Figure 7. Sample quality control and cell annotation. (A) Violin plots depict quality metrics: gene counts per cell (nCandidate_RNA), UMIs per cell (nCount_RNA), and mitochondrial gene percentage (percent.mt). (B,C) Scatterplots illustrates various quality control modes. (D) Variance plot highlights 1,500 highly variable genes (red dots).

Figure 8. (A) Dimheatmap visualizes feature expression patterns. (B) Umap-clustering results are presented. (C) Ten cell types were annotated. (D) The umap plot illustrates the expression of 10 key genes.

Figure 9. The UMAP plot illustrates the expression of 10 key genes (Actb, Dbn1, Flnb, Abi2, Myl6, Prdx1, Iqgap1, Rac1, Slc2a1, Slc2a3), complemented by violin plots (A) and bubble plots (B) showing the expression distribution of these genes across different cell types.
4 Discussion
Acute Myocardial Infarction (AMI) is a major public health issue globally, including in China. As an acute coronary syndrome influenced by genetic and environmental factors, AMI is a severe cardiovascular event.
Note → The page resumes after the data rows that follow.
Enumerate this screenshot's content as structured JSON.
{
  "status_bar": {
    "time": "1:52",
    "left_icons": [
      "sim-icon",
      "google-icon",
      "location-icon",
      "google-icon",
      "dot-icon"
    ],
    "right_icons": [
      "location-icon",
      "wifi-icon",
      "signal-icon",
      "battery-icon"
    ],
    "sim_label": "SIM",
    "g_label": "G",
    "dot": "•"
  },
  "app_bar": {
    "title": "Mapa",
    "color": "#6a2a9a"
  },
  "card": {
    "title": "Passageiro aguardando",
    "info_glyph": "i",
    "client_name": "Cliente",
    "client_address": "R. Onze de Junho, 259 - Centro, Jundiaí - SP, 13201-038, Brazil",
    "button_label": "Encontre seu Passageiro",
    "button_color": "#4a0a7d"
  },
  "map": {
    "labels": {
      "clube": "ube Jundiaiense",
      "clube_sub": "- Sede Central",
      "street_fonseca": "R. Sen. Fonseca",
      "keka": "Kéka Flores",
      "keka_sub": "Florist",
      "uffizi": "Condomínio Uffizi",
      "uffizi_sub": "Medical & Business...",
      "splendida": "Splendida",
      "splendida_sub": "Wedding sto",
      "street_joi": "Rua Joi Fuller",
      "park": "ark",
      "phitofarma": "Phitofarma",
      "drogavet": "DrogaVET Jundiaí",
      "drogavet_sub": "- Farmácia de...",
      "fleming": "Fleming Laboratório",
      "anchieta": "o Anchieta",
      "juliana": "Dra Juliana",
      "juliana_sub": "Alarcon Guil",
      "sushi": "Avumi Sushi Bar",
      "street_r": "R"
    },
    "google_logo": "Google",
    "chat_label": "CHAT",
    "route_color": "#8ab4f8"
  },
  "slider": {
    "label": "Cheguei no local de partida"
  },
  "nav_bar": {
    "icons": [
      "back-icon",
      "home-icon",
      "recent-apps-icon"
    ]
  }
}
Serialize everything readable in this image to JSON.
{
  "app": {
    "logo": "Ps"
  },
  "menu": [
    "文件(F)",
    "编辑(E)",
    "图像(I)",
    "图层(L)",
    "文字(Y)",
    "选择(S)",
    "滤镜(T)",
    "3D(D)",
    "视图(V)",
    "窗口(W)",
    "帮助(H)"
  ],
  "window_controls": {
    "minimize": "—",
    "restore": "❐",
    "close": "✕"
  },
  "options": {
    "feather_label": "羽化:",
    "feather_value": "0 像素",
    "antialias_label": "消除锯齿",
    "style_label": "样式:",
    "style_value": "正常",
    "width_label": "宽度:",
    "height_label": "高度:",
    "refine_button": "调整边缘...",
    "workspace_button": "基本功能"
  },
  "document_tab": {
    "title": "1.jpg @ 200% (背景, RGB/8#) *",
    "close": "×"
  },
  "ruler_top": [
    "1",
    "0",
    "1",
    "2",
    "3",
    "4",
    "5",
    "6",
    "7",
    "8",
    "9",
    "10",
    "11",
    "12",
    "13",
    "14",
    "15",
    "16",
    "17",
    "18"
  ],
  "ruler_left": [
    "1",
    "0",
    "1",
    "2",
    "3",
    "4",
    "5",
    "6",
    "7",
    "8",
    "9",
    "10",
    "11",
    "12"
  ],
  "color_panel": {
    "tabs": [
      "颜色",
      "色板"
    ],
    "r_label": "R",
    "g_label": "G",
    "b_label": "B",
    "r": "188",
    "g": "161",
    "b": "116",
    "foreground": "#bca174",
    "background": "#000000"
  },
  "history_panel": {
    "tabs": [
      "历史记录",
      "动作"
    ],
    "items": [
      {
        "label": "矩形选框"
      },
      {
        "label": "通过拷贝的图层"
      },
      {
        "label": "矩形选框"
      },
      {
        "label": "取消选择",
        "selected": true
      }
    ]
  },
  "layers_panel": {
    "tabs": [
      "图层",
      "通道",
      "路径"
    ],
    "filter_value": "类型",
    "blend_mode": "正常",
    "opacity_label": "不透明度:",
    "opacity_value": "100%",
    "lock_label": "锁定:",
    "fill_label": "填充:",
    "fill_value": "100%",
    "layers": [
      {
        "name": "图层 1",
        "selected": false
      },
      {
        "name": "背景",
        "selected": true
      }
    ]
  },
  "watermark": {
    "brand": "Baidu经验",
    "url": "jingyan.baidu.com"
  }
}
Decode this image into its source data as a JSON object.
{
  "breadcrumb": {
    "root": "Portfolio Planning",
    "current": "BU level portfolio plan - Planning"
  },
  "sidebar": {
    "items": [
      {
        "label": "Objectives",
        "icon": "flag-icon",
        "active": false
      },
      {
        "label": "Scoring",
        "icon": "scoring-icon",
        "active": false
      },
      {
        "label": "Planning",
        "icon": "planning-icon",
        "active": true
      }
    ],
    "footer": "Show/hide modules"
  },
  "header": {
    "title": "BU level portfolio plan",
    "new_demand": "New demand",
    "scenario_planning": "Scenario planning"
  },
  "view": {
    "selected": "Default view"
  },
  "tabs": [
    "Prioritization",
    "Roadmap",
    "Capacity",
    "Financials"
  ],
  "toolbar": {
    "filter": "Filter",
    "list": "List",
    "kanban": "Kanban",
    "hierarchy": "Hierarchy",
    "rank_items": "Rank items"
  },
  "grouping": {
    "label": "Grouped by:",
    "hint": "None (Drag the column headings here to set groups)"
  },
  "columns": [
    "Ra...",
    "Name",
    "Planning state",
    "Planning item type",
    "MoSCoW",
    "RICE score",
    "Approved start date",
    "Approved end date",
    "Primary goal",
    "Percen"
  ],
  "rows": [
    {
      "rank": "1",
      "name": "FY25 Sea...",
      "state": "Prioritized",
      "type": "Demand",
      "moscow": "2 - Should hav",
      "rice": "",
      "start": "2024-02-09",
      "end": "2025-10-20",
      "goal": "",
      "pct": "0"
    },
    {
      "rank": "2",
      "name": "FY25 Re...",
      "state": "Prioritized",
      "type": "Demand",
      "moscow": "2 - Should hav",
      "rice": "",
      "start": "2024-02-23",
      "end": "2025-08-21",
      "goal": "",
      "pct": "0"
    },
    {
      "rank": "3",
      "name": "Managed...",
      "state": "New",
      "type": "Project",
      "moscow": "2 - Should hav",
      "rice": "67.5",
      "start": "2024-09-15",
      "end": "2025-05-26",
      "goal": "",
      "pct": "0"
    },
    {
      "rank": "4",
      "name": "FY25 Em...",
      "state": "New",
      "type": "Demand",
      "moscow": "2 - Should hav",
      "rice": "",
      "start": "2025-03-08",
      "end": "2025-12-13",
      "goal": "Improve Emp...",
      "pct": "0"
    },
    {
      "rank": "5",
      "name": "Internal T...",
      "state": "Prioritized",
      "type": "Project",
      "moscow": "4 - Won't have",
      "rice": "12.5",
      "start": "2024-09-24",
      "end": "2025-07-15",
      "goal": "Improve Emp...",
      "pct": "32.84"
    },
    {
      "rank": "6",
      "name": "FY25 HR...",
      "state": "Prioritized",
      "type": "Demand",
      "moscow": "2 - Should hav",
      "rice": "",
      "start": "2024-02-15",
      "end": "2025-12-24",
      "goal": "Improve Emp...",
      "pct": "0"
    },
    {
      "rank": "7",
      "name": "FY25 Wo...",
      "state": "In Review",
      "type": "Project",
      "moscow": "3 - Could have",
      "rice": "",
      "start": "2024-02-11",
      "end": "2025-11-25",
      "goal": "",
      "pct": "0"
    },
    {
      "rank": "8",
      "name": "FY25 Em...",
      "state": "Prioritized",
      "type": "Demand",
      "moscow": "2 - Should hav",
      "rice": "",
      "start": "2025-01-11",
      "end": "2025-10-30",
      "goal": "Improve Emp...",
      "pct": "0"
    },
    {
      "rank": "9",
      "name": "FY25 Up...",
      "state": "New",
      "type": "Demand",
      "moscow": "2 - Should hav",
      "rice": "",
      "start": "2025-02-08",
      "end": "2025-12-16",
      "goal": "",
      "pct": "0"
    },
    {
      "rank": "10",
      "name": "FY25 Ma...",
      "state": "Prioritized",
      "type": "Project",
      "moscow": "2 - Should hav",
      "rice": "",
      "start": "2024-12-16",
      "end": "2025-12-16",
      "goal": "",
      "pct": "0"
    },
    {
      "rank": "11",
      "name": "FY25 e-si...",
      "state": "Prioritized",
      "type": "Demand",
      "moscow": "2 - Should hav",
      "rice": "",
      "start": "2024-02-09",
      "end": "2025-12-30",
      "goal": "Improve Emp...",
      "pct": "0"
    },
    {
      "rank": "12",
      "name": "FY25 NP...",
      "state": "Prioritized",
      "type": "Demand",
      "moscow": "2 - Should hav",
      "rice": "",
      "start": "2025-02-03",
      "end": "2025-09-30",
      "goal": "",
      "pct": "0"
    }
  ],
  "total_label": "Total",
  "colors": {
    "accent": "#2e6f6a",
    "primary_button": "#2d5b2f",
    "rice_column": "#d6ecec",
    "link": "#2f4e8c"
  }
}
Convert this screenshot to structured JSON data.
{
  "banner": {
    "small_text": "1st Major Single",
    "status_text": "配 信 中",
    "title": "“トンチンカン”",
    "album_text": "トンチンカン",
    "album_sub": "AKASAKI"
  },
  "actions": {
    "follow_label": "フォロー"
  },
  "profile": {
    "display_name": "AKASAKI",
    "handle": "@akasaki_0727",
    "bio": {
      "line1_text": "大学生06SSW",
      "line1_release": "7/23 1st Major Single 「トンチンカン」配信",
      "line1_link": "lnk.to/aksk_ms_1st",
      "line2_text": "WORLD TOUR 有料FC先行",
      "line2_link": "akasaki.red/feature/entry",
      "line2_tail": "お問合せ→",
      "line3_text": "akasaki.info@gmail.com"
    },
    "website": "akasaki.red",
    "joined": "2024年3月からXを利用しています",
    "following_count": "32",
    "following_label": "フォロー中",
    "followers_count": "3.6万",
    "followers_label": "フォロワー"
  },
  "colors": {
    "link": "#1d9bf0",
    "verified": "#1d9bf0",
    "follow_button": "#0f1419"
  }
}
Although diagnostic and treatment technologies have advanced, the limited regenerative capacity of cardiomyocytes makes it difficult to repair damaged heart tissue. Post-AMI, extensive cardiomyocyte death leads to cardiac dysfunction and accelerates the progression to heart failure (5). Maintaining a balance between cardiomyocyte survival and death is crucial for preventing AMI and protecting cardiac function. Disulfidptosis is a novel form of cell death. While there are no related studies on its role during acute myocardial infarction, given the various forms of cardiomyocyte death involved in AMI, Disulfidptosis may play a role in the pathogenesis of acute myocardial infarction.
This study identified ten key genes (ACTB, RAC1, IQGAP1, FLNB, MYL6, ABI2, DBN1, PRDX1, SLC2A1, and SLC2A3) implicated in acute myocardial infarction through various bioinformatics approaches. Their diagnostic value was corroborated across the external dataset GSE61144. Elevated expression levels of RAC1, IQGAP1, MYL6, DBN1, SLC2A1 and SLC2A3 were observed in acute myocardial infarction patients compared to healthy controls, suggesting a strong association with disease progression and indicating their potential as novel therapeutic targets.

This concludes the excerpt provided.